Surging Home Prices Prompt Calls for More UK Homebuilding

Matt Clinch, special to CNBC.com
WATCH LIVE

New research suggests that a shortage of homes is causing house prices to soar in the U.K., with properties in England rising by 94 percent over the last decade and analysts warn that more needs to be done to stimulate house building to keep prices in check.

Construction worker in New York City.
Oliver Quillia for CNBC.com

David Ritchie, CEO of house builder Bovis Homes , which managed to double its profit in the first half of this year, believes that more needs to be done to help first-time buyers.

“We could increase production if we could see greater demand from customers, particularly those first time buyers who are struggling.”

“We have to have a banking sector that is keen to lend and I think at the moment, and I understand why, I think there is a reluctance to lend particularly at that high loan-to-value,” he told CNBC Monday.

The National Housing Federation (NHF) released figures last week showing that house prices in England have increased three times as much as income in the last ten years, with the deposit needed to get a mortgage up by 386 percent.

Ritchie said government schemes like First Buy and New Buy have helped banks to lend, but more needs to be done to stimulate house building. Bovis Homes themselves have had to help first-time buyers in directly financing their deposits for homes.

David Orr, Chief Executive of the NHF says it’s getting increasingly harder for people to buy property in the current economic climate.
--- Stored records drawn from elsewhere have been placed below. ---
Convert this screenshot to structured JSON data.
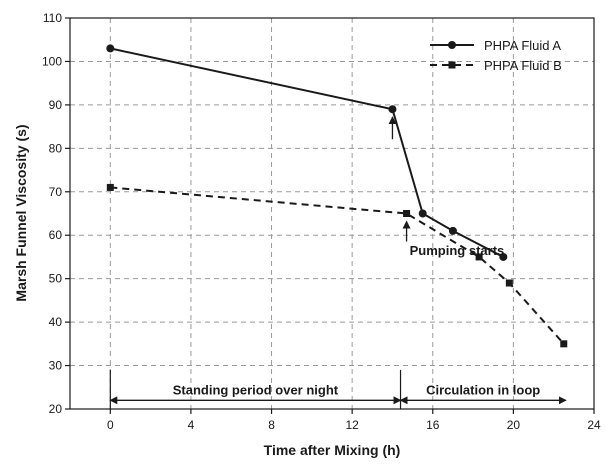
{
  "chart_data": {
    "type": "line",
    "xlabel": "Time after Mixing (h)",
    "ylabel": "Marsh Funnel Viscosity (s)",
    "xlim": [
      -2,
      24
    ],
    "ylim": [
      20,
      110
    ],
    "xticks": [
      0,
      4,
      8,
      12,
      16,
      20,
      24
    ],
    "yticks": [
      20,
      30,
      40,
      50,
      60,
      70,
      80,
      90,
      100,
      110
    ],
    "grid": true,
    "legend_position": "top-right",
    "series": [
      {
        "name": "PHPA Fluid A",
        "style": "solid",
        "marker": "circle",
        "x": [
          0,
          14,
          15.5,
          17,
          19.5
        ],
        "y": [
          103,
          89,
          65,
          61,
          55
        ]
      },
      {
        "name": "PHPA Fluid B",
        "style": "dashed",
        "marker": "square",
        "x": [
          0,
          14.7,
          18.3,
          19.8,
          22.5
        ],
        "y": [
          71,
          65,
          55,
          49,
          35
        ]
      }
    ],
    "annotations": {
      "pumping_starts": "Pumping starts",
      "standing_period": "Standing period over night",
      "circulation": "Circulation in loop"
    },
    "colors": {
      "line": "#1a1a1a",
      "grid": "#9a9a9a"
    }
  }
}
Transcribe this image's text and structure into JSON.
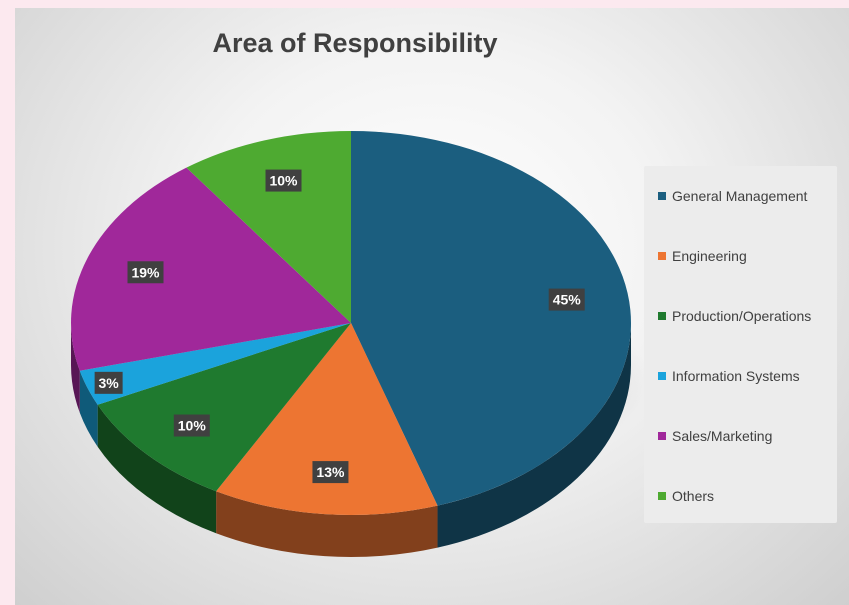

“A shortage of homes means the price to buy them is being pushed ever higher by the market, and out of reach of millions of hard working families,” he said in a statement.

“Unless we start building more homes people can truly afford to match the demand, this will only get worse.”

Giles Keating, Head of Research at Credit Suisse, says a stimulus for house building would be needed in order for the sector to become a more viable investment opportunity.

“I think investors have seen a recovery from very low levels, they’ve not seen really a move to a really strong growth path,” he told CNBC Monday.

“You need to get that credit moving and it’s not moving yet.”

Bovis Homes: Challenges Remain for First Time Buyers
VIDEO7:4407:44
Bovis Homes: Challenges Remain for First Time Buyers

Markit Economics have released data showing that U.K. households are at their least pessimistic since December 2010, according to their household finance index, which is at its best level in two and a half years. But the evidence suggests that this news isn’t having an impact on first time buyers.

Henry Dixon, Fund Manager at Matterley Asset Management underlined the importance for government intervention and said he favors a push for construction as a whole, rather than purely house builders.

“We’ve seen under Thatcher, under Clinton, that if you have this big housing stimulated boom, it tends to bring down house prices quite dramatically in the aftermath of that,” he told CNBC.

“So I think we have to be quite careful there, but with construction I think that is absolutely what this country needs.”

Brenda Kelly, Senior Market Strategist at CMC Markets said she was worried about lower demand, despite the positive numbers from Bovis Homes.

“I think in some ways they can have a positive outlook but given the fact that the U.K. can’t necessarily be insulated by the euro zone downturn, then I would be a little reticent to get involved in that stock at the moment,” she told CNBC Monday. “So I think in some ways I would be cautious.”